Basketteuse n°5 (Xie Jin, 1957)

Un entraîneur de basket retrouve dans sa nouvelle équipe la fille de son ancienne fiancée…

Comme les mélos de Douglas Sirk: des situations de roman-photo pour raconter un amour brisé par les conventions sociales. Les couleurs pastel, la naïveté directe de la narration, la fraîcheur des jeunes sportives, le couple attendrissant formé par les vieux amoureux, le happy-end de bon ton…sont autant de qualités qui contribuent à faire de la Basketteuse n°5 un film rond et attachant.

Publicités

Le détachement féminin rouge (Xie Jin, 1960)

Dans la Chine des années 30, des servantes exploitées rejoignent l’armée communiste…
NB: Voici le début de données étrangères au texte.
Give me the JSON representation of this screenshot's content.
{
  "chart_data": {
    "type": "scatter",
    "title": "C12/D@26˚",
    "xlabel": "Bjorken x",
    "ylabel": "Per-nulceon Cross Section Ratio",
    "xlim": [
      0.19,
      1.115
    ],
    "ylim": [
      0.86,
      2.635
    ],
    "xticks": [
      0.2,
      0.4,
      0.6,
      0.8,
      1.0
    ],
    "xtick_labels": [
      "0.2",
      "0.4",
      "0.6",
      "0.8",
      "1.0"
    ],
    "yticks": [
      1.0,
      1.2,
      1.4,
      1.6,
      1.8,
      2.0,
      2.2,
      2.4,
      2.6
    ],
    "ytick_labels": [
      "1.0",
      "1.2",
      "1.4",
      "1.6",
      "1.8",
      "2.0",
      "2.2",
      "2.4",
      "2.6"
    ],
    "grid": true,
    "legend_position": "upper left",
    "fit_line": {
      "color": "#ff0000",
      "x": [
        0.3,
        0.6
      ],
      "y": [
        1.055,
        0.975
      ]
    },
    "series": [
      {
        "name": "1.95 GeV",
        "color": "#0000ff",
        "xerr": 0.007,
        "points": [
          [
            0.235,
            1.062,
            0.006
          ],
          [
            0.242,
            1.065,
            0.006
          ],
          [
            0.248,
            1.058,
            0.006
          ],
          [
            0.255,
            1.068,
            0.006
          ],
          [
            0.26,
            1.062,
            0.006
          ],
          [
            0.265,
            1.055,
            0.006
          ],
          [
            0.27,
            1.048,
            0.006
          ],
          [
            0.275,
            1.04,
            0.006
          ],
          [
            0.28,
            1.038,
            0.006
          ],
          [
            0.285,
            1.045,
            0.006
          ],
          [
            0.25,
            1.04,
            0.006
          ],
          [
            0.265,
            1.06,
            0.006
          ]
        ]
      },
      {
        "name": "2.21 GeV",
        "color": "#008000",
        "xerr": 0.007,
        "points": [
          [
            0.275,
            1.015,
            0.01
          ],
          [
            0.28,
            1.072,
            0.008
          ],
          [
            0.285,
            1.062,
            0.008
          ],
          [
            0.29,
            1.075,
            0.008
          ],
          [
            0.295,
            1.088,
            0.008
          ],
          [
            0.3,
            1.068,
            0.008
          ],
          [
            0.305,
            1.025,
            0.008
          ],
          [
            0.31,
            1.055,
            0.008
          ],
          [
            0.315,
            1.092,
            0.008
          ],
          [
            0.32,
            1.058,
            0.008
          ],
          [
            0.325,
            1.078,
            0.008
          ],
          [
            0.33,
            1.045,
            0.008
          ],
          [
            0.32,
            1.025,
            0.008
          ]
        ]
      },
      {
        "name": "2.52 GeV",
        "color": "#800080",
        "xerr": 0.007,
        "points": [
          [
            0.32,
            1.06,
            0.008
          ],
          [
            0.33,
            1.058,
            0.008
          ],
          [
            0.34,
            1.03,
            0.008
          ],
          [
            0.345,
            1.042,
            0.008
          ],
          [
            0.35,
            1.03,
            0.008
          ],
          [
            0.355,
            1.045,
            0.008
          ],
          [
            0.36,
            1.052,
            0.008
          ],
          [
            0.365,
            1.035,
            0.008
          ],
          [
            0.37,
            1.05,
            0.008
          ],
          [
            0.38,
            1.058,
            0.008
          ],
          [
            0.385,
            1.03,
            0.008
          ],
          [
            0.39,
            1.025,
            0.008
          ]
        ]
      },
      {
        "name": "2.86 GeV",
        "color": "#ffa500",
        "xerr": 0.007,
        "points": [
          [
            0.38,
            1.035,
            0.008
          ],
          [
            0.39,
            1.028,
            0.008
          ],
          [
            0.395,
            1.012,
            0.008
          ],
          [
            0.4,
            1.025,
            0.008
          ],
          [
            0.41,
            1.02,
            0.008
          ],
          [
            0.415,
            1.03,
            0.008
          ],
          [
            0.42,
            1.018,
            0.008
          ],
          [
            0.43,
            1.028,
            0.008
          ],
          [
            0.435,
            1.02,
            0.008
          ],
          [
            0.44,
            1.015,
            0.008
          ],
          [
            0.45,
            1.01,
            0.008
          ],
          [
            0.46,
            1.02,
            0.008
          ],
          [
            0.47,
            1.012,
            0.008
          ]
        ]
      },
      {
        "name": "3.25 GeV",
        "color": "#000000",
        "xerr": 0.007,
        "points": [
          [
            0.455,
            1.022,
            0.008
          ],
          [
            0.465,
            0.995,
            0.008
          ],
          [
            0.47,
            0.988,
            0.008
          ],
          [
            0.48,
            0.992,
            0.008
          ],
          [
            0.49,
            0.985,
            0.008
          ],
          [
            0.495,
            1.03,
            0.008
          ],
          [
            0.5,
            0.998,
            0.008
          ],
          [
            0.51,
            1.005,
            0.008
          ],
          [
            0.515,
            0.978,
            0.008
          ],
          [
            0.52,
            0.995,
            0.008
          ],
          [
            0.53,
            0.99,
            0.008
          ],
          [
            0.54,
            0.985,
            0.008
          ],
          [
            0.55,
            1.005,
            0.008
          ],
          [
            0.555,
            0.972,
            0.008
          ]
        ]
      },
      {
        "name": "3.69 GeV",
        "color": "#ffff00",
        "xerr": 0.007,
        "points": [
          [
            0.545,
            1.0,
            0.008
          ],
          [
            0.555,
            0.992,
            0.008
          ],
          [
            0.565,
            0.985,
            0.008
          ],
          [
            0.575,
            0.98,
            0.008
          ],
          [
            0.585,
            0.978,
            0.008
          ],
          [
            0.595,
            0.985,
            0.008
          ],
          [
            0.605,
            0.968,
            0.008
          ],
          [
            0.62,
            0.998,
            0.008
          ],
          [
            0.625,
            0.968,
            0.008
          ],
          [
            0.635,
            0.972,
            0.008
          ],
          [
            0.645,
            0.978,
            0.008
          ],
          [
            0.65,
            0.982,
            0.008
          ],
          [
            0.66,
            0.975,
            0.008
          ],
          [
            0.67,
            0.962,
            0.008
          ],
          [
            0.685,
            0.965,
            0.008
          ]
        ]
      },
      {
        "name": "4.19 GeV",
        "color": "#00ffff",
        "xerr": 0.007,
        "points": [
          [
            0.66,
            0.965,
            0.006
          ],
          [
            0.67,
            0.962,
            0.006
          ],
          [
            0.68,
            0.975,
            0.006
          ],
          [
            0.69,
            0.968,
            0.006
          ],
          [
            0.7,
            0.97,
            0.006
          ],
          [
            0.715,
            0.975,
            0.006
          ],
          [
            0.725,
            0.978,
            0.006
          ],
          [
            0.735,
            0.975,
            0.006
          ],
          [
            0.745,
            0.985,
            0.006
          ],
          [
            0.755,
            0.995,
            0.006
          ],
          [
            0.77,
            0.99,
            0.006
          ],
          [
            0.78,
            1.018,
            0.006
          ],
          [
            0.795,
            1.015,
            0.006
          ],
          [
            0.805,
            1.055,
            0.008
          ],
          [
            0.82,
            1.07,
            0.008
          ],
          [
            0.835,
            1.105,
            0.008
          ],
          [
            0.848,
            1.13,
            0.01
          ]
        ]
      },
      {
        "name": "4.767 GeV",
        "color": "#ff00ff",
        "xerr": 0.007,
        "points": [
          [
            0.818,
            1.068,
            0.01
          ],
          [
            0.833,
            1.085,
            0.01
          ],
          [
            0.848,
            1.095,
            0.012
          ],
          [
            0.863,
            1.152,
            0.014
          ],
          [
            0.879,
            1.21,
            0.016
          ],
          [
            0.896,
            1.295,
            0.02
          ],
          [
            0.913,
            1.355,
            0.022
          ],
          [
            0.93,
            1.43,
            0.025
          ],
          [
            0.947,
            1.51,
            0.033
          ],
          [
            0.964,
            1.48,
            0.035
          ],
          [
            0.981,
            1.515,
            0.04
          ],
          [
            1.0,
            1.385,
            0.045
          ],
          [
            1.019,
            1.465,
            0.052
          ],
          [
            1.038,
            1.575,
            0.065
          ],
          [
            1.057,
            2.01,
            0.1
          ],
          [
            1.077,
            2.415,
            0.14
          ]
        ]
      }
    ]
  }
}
Si les mauvais esprits auront beau jeu de moquer la propagande communiste parfois littérale, les cinéphiles ouverts d’esprit apprécieront à sa juste valeur un des plus purs exemples de cinéma épique, c’est-à-dire de cinéma qui participe à l’imaginaire fondateur d’une nation, qui soient. Evidemment, la nuance n’est guère de mise (pas plus que dans Le cuirassé Potemkine ou Naissance d’une nation) mais le récit, un peu répétitif, n’est pas dépourvu de dialectique. Ainsi, il s’agira pour la jeune héroïne d’apprendre à maîtriser ses pulsions vengeresses pour les mettre au service d’une lutte plus grande qu’elle. Oscillant entre magnifiques gros plans de visages et amples mouvements d’appareil qui dévoilent les cohortes en action, Le détachement féminin rouge raconte comment l’individu prend conscience du collectif auquel il appartient. C’est un schéma typique de la propagande (communiste ou nationaliste) mais on ne va pas demander à un récit épique d’être original, on va demander au cinéaste de le magnifier et de partager sa conviction.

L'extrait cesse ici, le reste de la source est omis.